The data was provided to Chris Whong, an “urbanist, mapmaker, data junkie” following a Freedom of Information request, and he made it available to the public.
“Each trip record includes the pickup and dropoff location and time, anonymized hack licence number and medallion number (i.e. the taxi’s unique id number), and other metadata,” explained Pandurangan.
Government officials did, to their credit, try to anonymize the personally identifiable information (driver’s licence number and taxi number), but unfortunately they did it poorly: they used the MD5 algorithm to hash it.
“A cryptographically secure hashing function, like MD5 is a one-way function: it always turns the same input to the same output, but given the output, it’s pretty hard to figure out what the input was as long as you don’t know anything about what the input might look like.
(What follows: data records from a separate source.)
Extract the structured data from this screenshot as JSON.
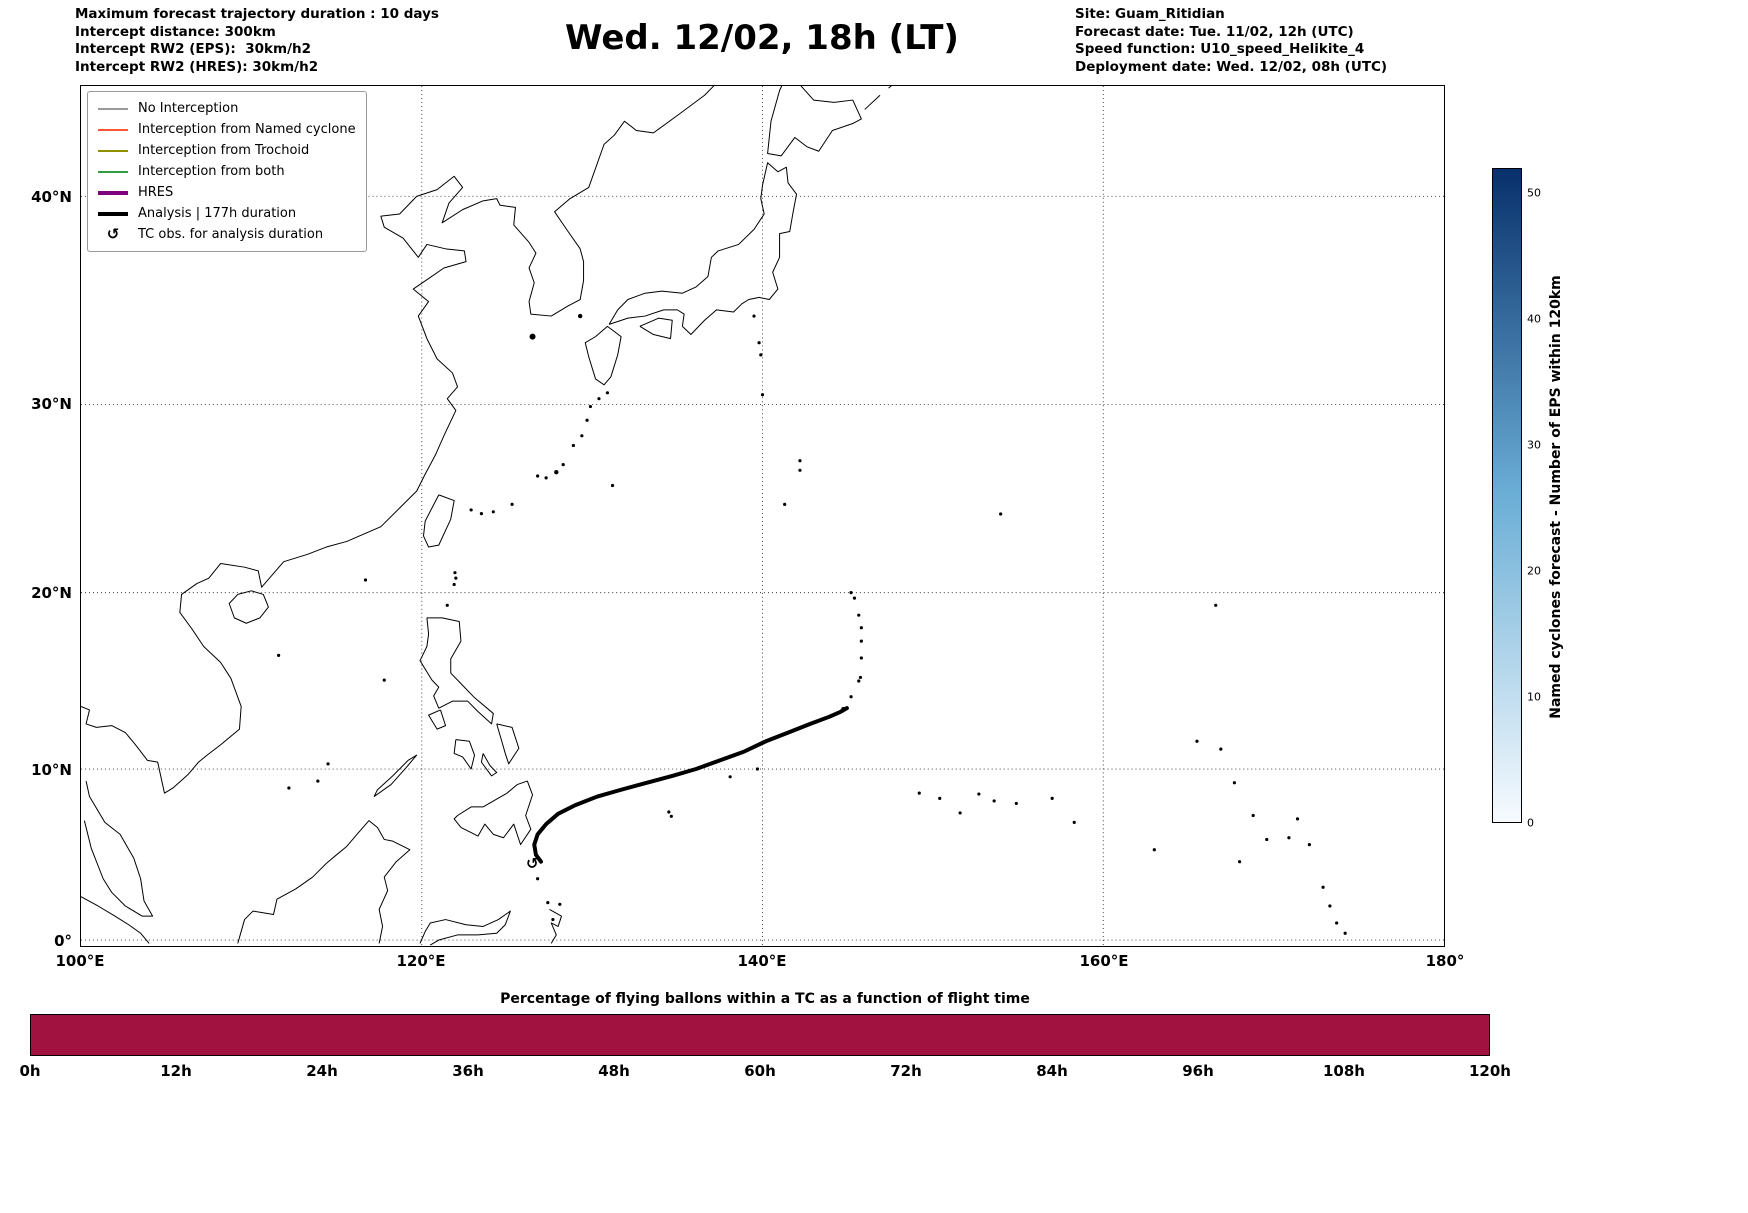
{
  "header_left": {
    "line1": "Maximum forecast trajectory duration : 10 days",
    "line2": "Intercept distance: 300km",
    "line3": "Intercept RW2 (EPS):  30km/h2",
    "line4": "Intercept RW2 (HRES): 30km/h2"
  },
  "title": "Wed. 12/02, 18h (LT)",
  "header_right": {
    "line1": "Site: Guam_Ritidian",
    "line2": "Forecast date: Tue. 11/02, 12h (UTC)",
    "line3": "Speed function: U10_speed_Helikite_4",
    "line4": "Deployment date: Wed. 12/02, 08h (UTC)"
  },
  "legend": {
    "items": [
      {
        "label": "No Interception",
        "color": "#9a9a9a",
        "thick": false
      },
      {
        "label": "Interception from Named cyclone",
        "color": "#ff5533",
        "thick": false
      },
      {
        "label": "Interception from Trochoid",
        "color": "#8f8f00",
        "thick": false
      },
      {
        "label": "Interception from both",
        "color": "#2e9e3e",
        "thick": false
      },
      {
        "label": "HRES",
        "color": "#800080",
        "thick": true
      },
      {
        "label": "Analysis | 177h duration",
        "color": "#000000",
        "thick": true
      },
      {
        "label": "TC obs. for analysis duration",
        "symbol": "↺",
        "color": "#000000"
      }
    ]
  },
  "map_axes": {
    "y_ticks": [
      "40°N",
      "30°N",
      "20°N",
      "10°N",
      "0°"
    ],
    "x_ticks": [
      "100°E",
      "120°E",
      "140°E",
      "160°E",
      "180°"
    ]
  },
  "colorbar": {
    "label": "Named cyclones forecast - Number of EPS within 120km",
    "ticks": [
      "0",
      "10",
      "20",
      "30",
      "40",
      "50"
    ],
    "range": [
      0,
      52
    ],
    "color_low": "#f7fbff",
    "color_mid": "#6baed6",
    "color_high": "#08306b"
  },
  "bottom_chart": {
    "title": "Percentage of flying ballons within a TC as a function of flight time",
    "x_ticks": [
      "0h",
      "12h",
      "24h",
      "36h",
      "48h",
      "60h",
      "72h",
      "84h",
      "96h",
      "108h",
      "120h"
    ],
    "bar_color": "#a21240"
  },
  "chart_data": [
    {
      "type": "line",
      "name": "analysis-trajectory",
      "description": "Analysis TC track (177h duration) on Mercator map, extent 100E-180E / 0N-45N",
      "x_range_lon": [
        100,
        180
      ],
      "y_range_lat": [
        0,
        45
      ],
      "series": [
        {
          "name": "Analysis | 177h duration",
          "points_lon_lat": [
            [
              127.0,
              4.6
            ],
            [
              126.7,
              5.0
            ],
            [
              126.6,
              5.6
            ],
            [
              126.8,
              6.2
            ],
            [
              127.3,
              6.8
            ],
            [
              128.0,
              7.4
            ],
            [
              129.0,
              7.9
            ],
            [
              130.3,
              8.4
            ],
            [
              131.7,
              8.8
            ],
            [
              133.2,
              9.2
            ],
            [
              134.7,
              9.6
            ],
            [
              136.1,
              10.0
            ],
            [
              137.5,
              10.5
            ],
            [
              138.9,
              11.0
            ],
            [
              140.2,
              11.6
            ],
            [
              141.5,
              12.1
            ],
            [
              142.8,
              12.6
            ],
            [
              143.9,
              13.0
            ],
            [
              144.6,
              13.3
            ],
            [
              144.95,
              13.5
            ]
          ]
        }
      ]
    },
    {
      "type": "bar",
      "name": "balloon-tc-percentage",
      "title": "Percentage of flying ballons within a TC as a function of flight time",
      "x_ticks_hours": [
        0,
        12,
        24,
        36,
        48,
        60,
        72,
        84,
        96,
        108,
        120
      ],
      "value_percent": 100
    }
  ]
}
The problem, however, is that in this case we know a lot about what the inputs look like,” Pandurangan pointed out.
He knew that NYC taxi licence numbers are 6-digit numbers or 7-digit numbers starting with a 5, and the specific patterns to which taxi numbers had to conform.
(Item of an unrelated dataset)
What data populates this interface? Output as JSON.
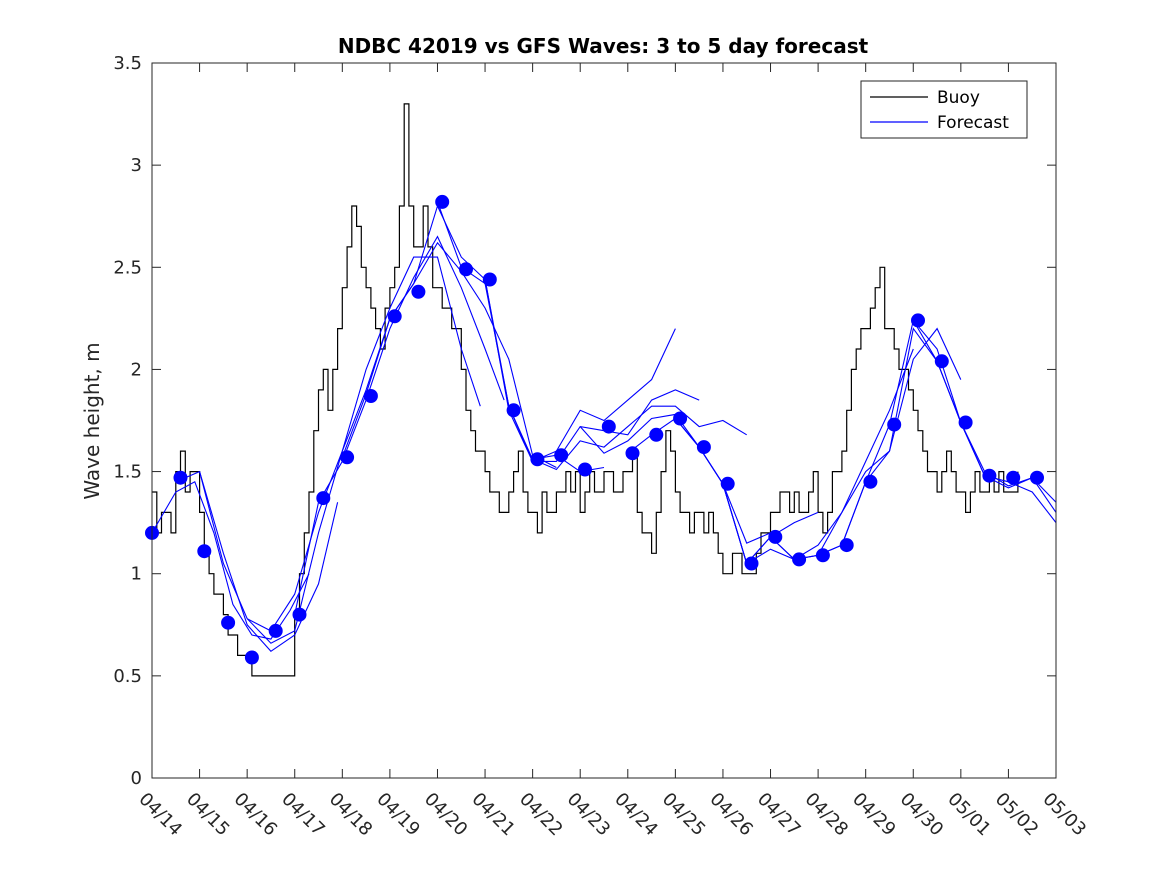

He then simply calculated all the possible hashes for both numbers (in less than two minutes!), and used that list to discover the original numbers. With that information in hand he used online resources to look up the identities of the owners of medallions.
He was then effectively in the possession of information that showed the daily movements of those individuals.
“This anonymization is so poor that anyone could, with less then 2 hours work, figure which driver drove every single trip in this entire dataset. It would be even be easy to calculate drivers’ gross income, or infer where they live,” he noted, and added that using hash functions to anonymize data is not a good solution, and that fact has been proven over and over again.
He offered two alternative solutions for this particular example: assigning a random number to each hack licence number and medallion number once, and re-using it throughout the dump file, or creating a secret AES key, and encrypting each value individually.